Figura 1 - Circuito VFO
O excitador é composto por
um BC337 e um BD135, que não necessita de dissipador, a
não ser que, caso necessite mais excitação,
você modifique o resistor ligado no coletor, diminuindo sua resistência,
aumentando a corrente e potência do excitador. Após esta
modificação, provavelmente deve-se colocar um pequeno
dissipador de alumínio no transístor excitador.
O circuito amplificador
final pode ser montado utilizando vários tipos de transístores,
entre eles o MRF455, 2SC1969, 2SC1226 e outros sem grandes modificações,
a não ser no lay-out do circuito impresso. O transístor
utilizado deve ser montado em radiador de calor com aletas saindo
da caixa, para que ocorra uma melhor troca de calor por convecção.
O diodo retificador
colocado em série com a linha de +B TX foi especificado
para o transístor 2SC1969 e não para o MRF 455 como
indica o diagrama. Para este último, em vista de seu grande
consumo deve-se utilizar um diodo de maior corrente direta ou
associação de diodos em paralelo. Uma sugestão
é a utilização de dois diodos 6A4 em paralelo
ou um SKB12/02.
Os capacitores
marcados com dois asteriscos (**) devem ser de cerâmica
e alta isolação (500V) para evitar aquecimento devido
a alta energia de RF presente nestes pontos.

Figura 2 - Circuito excitador e saída de RF
O circuito modulador com o
CI TDA2002 é capaz de modular um MRF455 na saída
de RF e deve ser dotado de radiador de calor de boa superfície,
assim como o transístor de saída de RF. O microfone
utilizado é uma simples cápsula de eletreto de dois
terminais, ou três terminais com os terminais de alimentação
e saída ligados juntos. O potenciômetro de 10k deve
ser logarítmico e controla o nível de modulação
da transmissão.
O transformador
de modulação pode ser enrolado em núcleo
de ferro silício aproveitado de trafos de alimentação,
ou saída vertical de TV. O enrolamento é constituído
de 200 espira de fio #20 para o transístor 2SC1969 na saída
com derivação para o modulador na espira de número
87 contada a partir do +B Mod. Para o MRF455 na saída,
utilizar fio #16 ou #18 e mesmo número de espiras.
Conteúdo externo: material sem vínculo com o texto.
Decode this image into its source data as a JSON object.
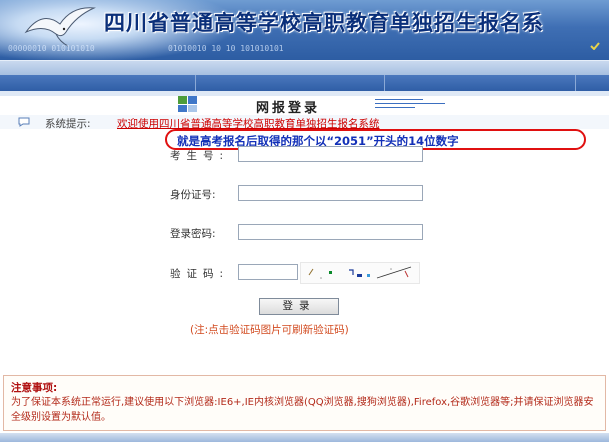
{
  "header": {
    "title": "四川省普通高等学校高职教育单独招生报名系",
    "binary_left": "00000010 010101010",
    "binary_right": "01010010  10  10  101010101"
  },
  "login": {
    "title": "网报登录"
  },
  "system_notice": {
    "label": "系统提示:",
    "text": "欢迎使用四川省普通高等学校高职教育单独招生报名系统"
  },
  "callout": {
    "text": "就是高考报名后取得的那个以“2051”开头的14位数字"
  },
  "form": {
    "exam_number_label": "考生号:",
    "exam_number_value": "",
    "id_number_label": "身份证号:",
    "id_number_value": "",
    "password_label": "登录密码:",
    "password_value": "",
    "captcha_label": "验证码:",
    "captcha_value": "",
    "login_button": "登录",
    "hint": "(注:点击验证码图片可刷新验证码)"
  },
  "notes": {
    "title": "注意事项:",
    "body": "为了保证本系统正常运行,建议使用以下浏览器:IE6+,IE内核浏览器(QQ浏览器,搜狗浏览器),Firefox,谷歌浏览器等;并请保证浏览器安全级别设置为默认值。"
  },
  "colors": {
    "banner_blue": "#2d5da3",
    "callout_border": "#e01010",
    "callout_text": "#1230b8",
    "notice_red": "#cc0000",
    "notes_title": "#b01010"
  },
  "icons": {
    "banner": "seagull-graphic",
    "login": "login-grid-icon",
    "notice": "chat-bubble-icon",
    "corner": "check-icon"
  }
}
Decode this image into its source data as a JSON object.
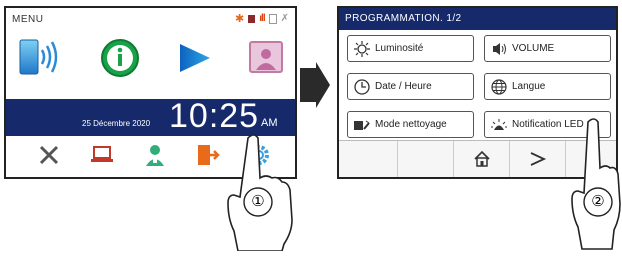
{
  "screen1": {
    "title": "MENU",
    "date": "25 Décembre 2020",
    "time": "10:25",
    "ampm": "AM",
    "step": "①"
  },
  "screen2": {
    "header": "PROGRAMMATION.  1/2",
    "buttons": {
      "luminosite": "Luminosité",
      "volume": "VOLUME",
      "date_heure": "Date / Heure",
      "langue": "Langue",
      "mode_nettoyage": "Mode nettoyage",
      "notification_led": "Notification LED"
    },
    "step": "②"
  },
  "colors": {
    "navy": "#15296b",
    "orange": "#e86a1a",
    "green": "#1aa24a",
    "blue": "#1f77c9"
  }
}
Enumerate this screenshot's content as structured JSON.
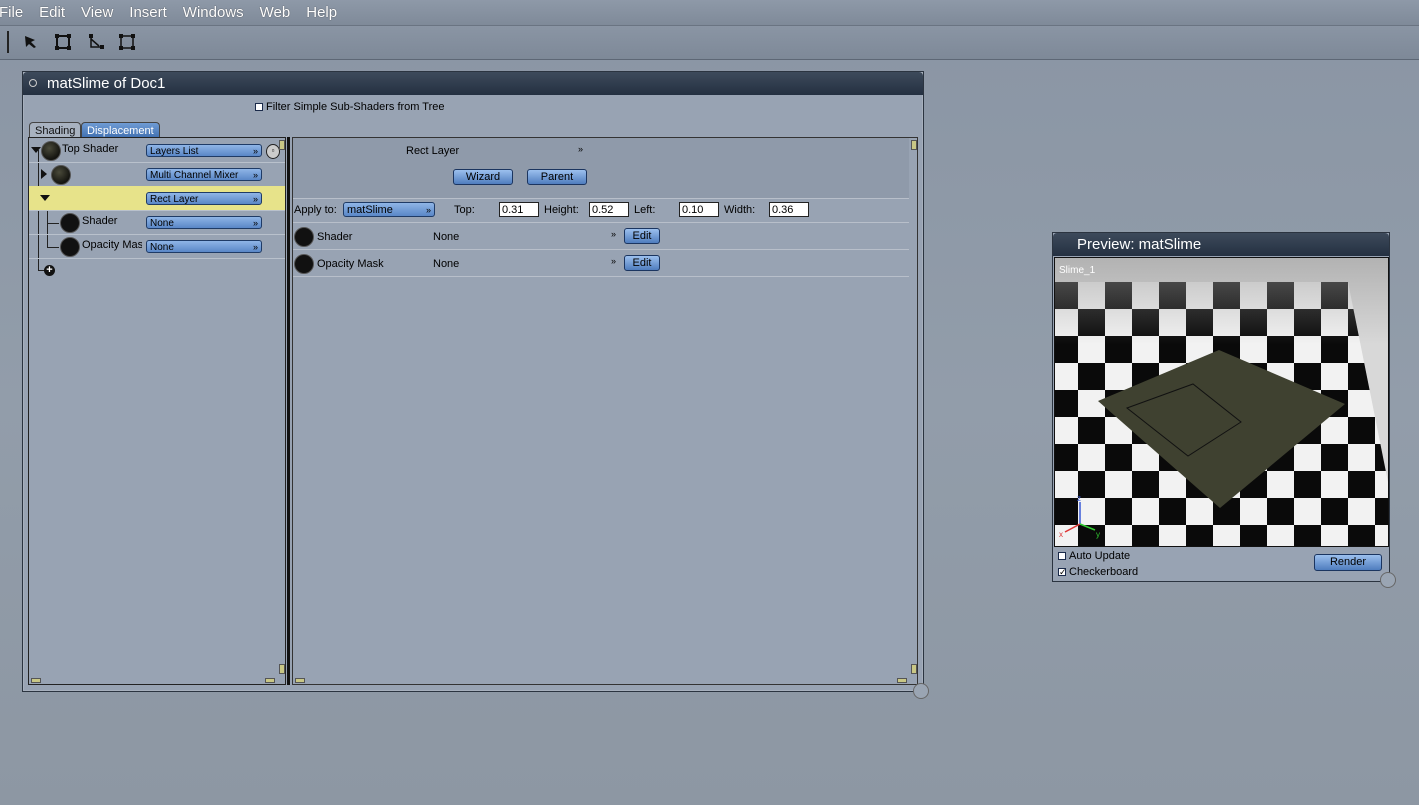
{
  "menu": [
    "File",
    "Edit",
    "View",
    "Insert",
    "Windows",
    "Web",
    "Help"
  ],
  "toolbar": {
    "tools": [
      "select-arrow-icon",
      "rectangle-select-icon",
      "lasso-icon",
      "frame-icon"
    ]
  },
  "material_window": {
    "title": "matSlime of Doc1",
    "filter_label": "Filter Simple Sub-Shaders from Tree",
    "filter_checked": false,
    "tabs": [
      "Shading",
      "Displacement"
    ],
    "active_tab": "Shading",
    "tree": {
      "rows": [
        {
          "label": "Top Shader",
          "dropdown": "Layers List"
        },
        {
          "label": "",
          "dropdown": "Multi Channel Mixer"
        },
        {
          "label": "",
          "dropdown": "Rect Layer"
        },
        {
          "label": "Shader",
          "dropdown": "None"
        },
        {
          "label": "Opacity Mask",
          "dropdown": "None"
        }
      ]
    },
    "props": {
      "layer_type": "Rect Layer",
      "wizard_label": "Wizard",
      "parent_label": "Parent",
      "apply_to_label": "Apply to:",
      "apply_to_value": "matSlime",
      "top_label": "Top:",
      "top_value": "0.31",
      "height_label": "Height:",
      "height_value": "0.52",
      "left_label": "Left:",
      "left_value": "0.10",
      "width_label": "Width:",
      "width_value": "0.36",
      "rows": [
        {
          "label": "Shader",
          "value": "None",
          "edit_label": "Edit"
        },
        {
          "label": "Opacity Mask",
          "value": "None",
          "edit_label": "Edit"
        }
      ]
    }
  },
  "preview": {
    "title": "Preview: matSlime",
    "object_label": "Slime_1",
    "auto_update_label": "Auto Update",
    "auto_update_checked": false,
    "checkerboard_label": "Checkerboard",
    "checkerboard_checked": true,
    "render_label": "Render",
    "axis_labels": [
      "x",
      "y",
      "z"
    ]
  },
  "colors": {
    "window_bg": "#98a3b3",
    "title_bar": "#2c3848",
    "selected_row": "#e7e38a",
    "button_blue": "#6f9bd4",
    "slime_color": "#3f4130"
  }
}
Figura 3 - Circuito modulador
Uma sugestão de chaveamento
entre TX/RX/Sintonia é apresentada, sendo que os contatos
do relê devem suportar as correntes que circularão por
eles, assim como os contatos das chaves.
Figura 4 - Chaveamento TX/RX/Sintonia
Abaixo segue uma tabela para o enrolamento das
bobinas e choques.
|
Bobina
|
Descrição
|
|
L1
|
16 espiras juntas de fio #26 em forma de 1/4" de diâmetro
com núcleo de ferrite ajustável
|
|
L2
|
36 espiras juntas de fio 22 sobre forma de 3/16" de diâmetro
sem núcleo
|
|
L3
|
33 espiras de fio 28 enrolados em núcleo toroidal
com 10mm de diâmetro e 3mm de altura (encontrado em
Boosters Amplimatic)
|
|
L4
|
36 espiras juntas, sem núcleo, com fio de bitola
que suporte a corrente exigida pelo transístor de
saída. MRF455 - fio #16 2SC1969 - fio #20
|
|
L5
|
11 espiras de fio #18 enrolamento auto suportado com diâmetro
de 3/8" e comprimento 1"
|
|
T2
|
Transformador composto de duas bobinas, sendo o primário
composto de 18 espiras de fio #26 sobre forma de 1/4"de
diâmetro com núcleo de ferrite e secundário
4 espiras de fio #22 sobre o lado frio do primário.
|
Um bom procedimento de montagem é construir
etapa por etapa e testá-las independentemente antes de
passar à próxima. Isto garante que você consiga
o ajuste de cada etapa sem confusão e sem perigo de queima
do transístor de saída de RF.
A montagem em
quatro placas distintas é uma boa solução.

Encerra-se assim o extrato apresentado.